Why is my Amazon EKS Pod stuck in the ContainerCreating state with the "Failed to create pod sandbox" error?
My Amazon Elastic Kubernetes Service (Amazon EKS) Pod is stuck in the ContainerCreating state with the "failed to create pod sandbox" error.
Resolution
Prerequisites
Determine what Pod has an issue. Complete the following steps:
-
Run the following command to list the Pods in your cluster to identify Pods in the ContainerCreating state:
kubectl get pods --all-namespaces -o wide -
Run the following command to retrieve the details about each Pod in the ContainerCreating state:
kubectl describe pod pod-name -n pod-namespaceNote: Replace pod-name with the name of your Pod and pod-namespace with the namespace where your Pod is located.
-
Review the output in the Events to identify the Pods, and then use the following sections to troubleshoot your issue.
"Resource temporarily unavailable" error
If your defined kernel settings for PID or files exceed the maximum limit for the operating system (OS), then you get an error message that's similar to the following:
"kubelet, ip-192-168-0-1.us-east-1.compute.internal Failed to create Pod sandbox: rpc error: code = Unknown desc = failed to start sandbox container for Pod "example_pod": Error response from daemon: failed to start shim: fork/exec /usr/bin/containerd-shim: resource temporarily unavailable: unknown"
To temporarily resolve the issue, restart the node.
To troubleshoot the issue, complete the following steps:
-
Gather the node logs for Containerd and the Kubelet.
For Windows, connect to your instance. Open a PowerShell command prompt, and then use the Windows EKS log collector script to collect the worker node logs. For more information, see EKS Logs Collector (Windows) on the GitHub website. Run the following command:Invoke-WebRequest -OutFile eks-log-collector.ps1 https://raw.githubusercontent.com/awslabs/amazon-eks-ami/main/log-collector-script/windows/eks-log-collector.ps1 .\eks-log-collector.ps1For Linux, connect to your instance.
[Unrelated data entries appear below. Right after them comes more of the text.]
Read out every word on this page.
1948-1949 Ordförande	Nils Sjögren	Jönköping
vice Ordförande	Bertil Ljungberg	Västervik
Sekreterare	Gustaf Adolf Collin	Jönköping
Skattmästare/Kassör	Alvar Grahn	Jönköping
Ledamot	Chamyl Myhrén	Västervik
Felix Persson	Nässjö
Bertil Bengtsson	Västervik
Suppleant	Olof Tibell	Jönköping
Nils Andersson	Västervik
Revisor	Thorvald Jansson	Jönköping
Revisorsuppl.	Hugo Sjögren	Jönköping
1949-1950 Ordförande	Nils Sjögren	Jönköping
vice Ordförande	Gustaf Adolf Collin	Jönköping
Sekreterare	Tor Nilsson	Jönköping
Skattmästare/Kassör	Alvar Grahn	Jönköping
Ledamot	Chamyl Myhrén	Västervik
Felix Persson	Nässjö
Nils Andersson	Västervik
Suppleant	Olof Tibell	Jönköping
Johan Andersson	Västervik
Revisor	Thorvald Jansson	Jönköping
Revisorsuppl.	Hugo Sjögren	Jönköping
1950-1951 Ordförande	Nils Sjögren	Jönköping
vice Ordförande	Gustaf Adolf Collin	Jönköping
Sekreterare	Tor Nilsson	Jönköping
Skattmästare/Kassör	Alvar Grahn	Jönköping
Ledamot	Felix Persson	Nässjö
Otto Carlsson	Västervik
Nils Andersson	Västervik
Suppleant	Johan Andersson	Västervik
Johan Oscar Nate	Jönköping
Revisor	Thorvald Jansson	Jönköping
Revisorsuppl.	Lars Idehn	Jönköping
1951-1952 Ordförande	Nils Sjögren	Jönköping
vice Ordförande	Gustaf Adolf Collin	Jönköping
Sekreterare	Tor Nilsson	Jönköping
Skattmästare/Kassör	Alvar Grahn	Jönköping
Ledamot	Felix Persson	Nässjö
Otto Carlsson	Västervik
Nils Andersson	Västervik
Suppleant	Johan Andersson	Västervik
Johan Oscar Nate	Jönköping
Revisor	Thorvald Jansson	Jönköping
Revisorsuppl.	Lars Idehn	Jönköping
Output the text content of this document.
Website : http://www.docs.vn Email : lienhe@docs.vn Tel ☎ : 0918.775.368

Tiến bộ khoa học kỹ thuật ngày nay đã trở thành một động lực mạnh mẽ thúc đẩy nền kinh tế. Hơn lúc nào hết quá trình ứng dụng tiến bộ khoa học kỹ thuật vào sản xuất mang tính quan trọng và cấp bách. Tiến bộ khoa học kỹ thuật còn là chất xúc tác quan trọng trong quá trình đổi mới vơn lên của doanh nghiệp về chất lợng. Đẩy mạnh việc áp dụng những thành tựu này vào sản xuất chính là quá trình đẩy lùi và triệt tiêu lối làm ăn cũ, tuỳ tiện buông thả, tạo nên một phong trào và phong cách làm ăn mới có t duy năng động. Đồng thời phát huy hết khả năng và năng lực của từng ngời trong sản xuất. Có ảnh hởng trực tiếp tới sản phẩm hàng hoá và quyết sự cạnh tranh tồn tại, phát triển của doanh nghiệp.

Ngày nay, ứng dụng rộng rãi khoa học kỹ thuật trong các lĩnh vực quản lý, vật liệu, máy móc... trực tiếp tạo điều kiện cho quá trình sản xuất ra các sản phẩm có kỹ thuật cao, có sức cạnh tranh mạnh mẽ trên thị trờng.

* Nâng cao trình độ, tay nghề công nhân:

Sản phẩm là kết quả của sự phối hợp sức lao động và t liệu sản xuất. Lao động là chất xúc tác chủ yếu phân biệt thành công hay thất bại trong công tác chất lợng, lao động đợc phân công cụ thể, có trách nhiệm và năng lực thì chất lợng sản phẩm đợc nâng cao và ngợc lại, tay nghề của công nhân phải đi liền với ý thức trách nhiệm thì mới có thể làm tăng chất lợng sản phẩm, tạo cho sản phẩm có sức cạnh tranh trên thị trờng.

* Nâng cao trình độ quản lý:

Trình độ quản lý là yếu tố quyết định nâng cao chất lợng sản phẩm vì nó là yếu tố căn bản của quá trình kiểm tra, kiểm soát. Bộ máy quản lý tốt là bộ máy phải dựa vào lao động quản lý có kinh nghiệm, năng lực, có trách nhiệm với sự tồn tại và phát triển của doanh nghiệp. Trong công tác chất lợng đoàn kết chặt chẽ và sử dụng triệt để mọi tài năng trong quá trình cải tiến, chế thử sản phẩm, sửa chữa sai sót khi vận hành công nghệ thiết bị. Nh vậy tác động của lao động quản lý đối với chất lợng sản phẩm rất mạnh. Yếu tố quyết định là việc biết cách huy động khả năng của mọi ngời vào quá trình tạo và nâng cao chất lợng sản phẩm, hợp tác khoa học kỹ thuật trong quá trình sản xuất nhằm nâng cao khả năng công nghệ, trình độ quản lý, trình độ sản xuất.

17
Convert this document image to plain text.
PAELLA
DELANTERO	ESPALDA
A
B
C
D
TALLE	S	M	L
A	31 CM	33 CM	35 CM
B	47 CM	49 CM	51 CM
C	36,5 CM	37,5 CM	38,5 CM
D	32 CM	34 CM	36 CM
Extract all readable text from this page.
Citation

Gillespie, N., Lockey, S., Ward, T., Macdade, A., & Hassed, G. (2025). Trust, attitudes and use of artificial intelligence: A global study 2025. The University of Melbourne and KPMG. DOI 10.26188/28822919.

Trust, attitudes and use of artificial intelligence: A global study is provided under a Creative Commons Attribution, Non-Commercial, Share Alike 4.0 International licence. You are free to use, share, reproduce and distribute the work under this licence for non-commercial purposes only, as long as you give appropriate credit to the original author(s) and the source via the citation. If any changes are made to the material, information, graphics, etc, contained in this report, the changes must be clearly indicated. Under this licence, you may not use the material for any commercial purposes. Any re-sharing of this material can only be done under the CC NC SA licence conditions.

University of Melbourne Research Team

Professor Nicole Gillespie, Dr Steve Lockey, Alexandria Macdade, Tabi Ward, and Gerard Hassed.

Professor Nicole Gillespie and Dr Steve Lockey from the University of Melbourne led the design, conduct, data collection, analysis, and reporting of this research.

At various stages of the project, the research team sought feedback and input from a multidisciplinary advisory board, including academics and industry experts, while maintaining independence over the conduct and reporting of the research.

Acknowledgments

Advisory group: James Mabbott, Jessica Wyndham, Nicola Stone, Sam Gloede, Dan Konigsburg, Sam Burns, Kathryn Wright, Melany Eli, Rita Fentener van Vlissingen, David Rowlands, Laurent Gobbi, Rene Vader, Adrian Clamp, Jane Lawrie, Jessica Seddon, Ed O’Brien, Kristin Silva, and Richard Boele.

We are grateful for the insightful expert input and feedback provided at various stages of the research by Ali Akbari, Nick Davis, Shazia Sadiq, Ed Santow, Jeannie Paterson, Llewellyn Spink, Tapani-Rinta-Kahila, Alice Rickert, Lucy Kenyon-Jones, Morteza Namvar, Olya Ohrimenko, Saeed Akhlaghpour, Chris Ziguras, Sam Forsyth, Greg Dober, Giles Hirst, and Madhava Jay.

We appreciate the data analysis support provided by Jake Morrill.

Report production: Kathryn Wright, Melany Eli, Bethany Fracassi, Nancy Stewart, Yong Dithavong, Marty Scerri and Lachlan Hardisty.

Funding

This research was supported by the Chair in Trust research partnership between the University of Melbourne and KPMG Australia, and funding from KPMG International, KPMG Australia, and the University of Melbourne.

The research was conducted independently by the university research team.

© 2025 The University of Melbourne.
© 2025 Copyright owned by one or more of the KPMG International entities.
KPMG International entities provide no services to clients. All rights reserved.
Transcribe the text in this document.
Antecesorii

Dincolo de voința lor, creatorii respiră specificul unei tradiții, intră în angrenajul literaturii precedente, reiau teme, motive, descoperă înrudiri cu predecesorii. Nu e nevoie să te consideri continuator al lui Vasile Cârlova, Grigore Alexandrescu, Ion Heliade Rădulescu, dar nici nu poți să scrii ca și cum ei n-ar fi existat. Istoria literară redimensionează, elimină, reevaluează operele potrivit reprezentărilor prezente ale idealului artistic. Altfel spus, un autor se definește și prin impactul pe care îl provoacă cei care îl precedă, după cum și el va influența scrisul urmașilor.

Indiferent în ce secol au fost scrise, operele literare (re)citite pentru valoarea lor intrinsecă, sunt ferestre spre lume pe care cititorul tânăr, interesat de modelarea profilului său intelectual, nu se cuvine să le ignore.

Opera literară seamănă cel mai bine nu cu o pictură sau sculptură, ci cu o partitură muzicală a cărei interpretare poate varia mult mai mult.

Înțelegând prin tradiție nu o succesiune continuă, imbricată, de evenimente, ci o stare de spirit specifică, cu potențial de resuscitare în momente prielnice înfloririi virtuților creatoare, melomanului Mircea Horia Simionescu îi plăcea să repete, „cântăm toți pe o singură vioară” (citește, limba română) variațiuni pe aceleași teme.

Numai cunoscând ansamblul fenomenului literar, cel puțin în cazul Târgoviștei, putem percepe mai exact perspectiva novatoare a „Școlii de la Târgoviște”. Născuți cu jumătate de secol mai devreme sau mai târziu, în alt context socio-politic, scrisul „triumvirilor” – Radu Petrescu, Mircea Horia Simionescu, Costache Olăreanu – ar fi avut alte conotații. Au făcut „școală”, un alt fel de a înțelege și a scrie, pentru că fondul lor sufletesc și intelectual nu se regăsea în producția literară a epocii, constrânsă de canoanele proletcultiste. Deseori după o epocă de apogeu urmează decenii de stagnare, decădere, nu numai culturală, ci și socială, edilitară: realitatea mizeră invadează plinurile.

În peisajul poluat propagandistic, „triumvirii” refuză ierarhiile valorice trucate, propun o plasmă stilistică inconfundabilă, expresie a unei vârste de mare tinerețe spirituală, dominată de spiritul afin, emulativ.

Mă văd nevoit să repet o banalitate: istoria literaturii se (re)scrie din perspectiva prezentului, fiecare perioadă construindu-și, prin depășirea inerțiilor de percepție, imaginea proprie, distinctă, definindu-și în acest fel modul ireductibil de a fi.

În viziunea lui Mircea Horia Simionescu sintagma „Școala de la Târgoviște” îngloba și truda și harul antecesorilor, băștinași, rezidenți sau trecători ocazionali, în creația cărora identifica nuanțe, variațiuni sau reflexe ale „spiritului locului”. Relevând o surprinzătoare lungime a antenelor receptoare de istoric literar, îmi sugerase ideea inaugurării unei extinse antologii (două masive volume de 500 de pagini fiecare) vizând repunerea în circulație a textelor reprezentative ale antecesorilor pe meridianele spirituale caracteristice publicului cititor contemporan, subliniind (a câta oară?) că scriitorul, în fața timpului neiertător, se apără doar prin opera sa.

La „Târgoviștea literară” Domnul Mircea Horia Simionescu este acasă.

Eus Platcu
Then, use the Linux EKS log collector script to collect the worker node logs. For more information, see EKS Logs Collector (Linux) on the GitHub website. Run the following command to download the log collector script:
curl -O https://raw.githubusercontent.com/awslabs/amazon-eks-ami/master/log-collector-script/linux/eks-log-collector.sh -
Then, run the downloaded script:
sudo bash eks-log-collector.sh -
Review the Kubelet log for the following error responses:
"kubelet[5267]: runtime: failed to create new OS thread (have 2 already; errno=11)""kubelet[5267]: runtime: may need to increase max user processes (ulimit -u)" -
Identify the zombie processes, and then stop the ones that aren't necessary.
For Windows, open Task Manager, and then choose the Details tab. Check for processes that show the Not responding status to identify the zombie processes.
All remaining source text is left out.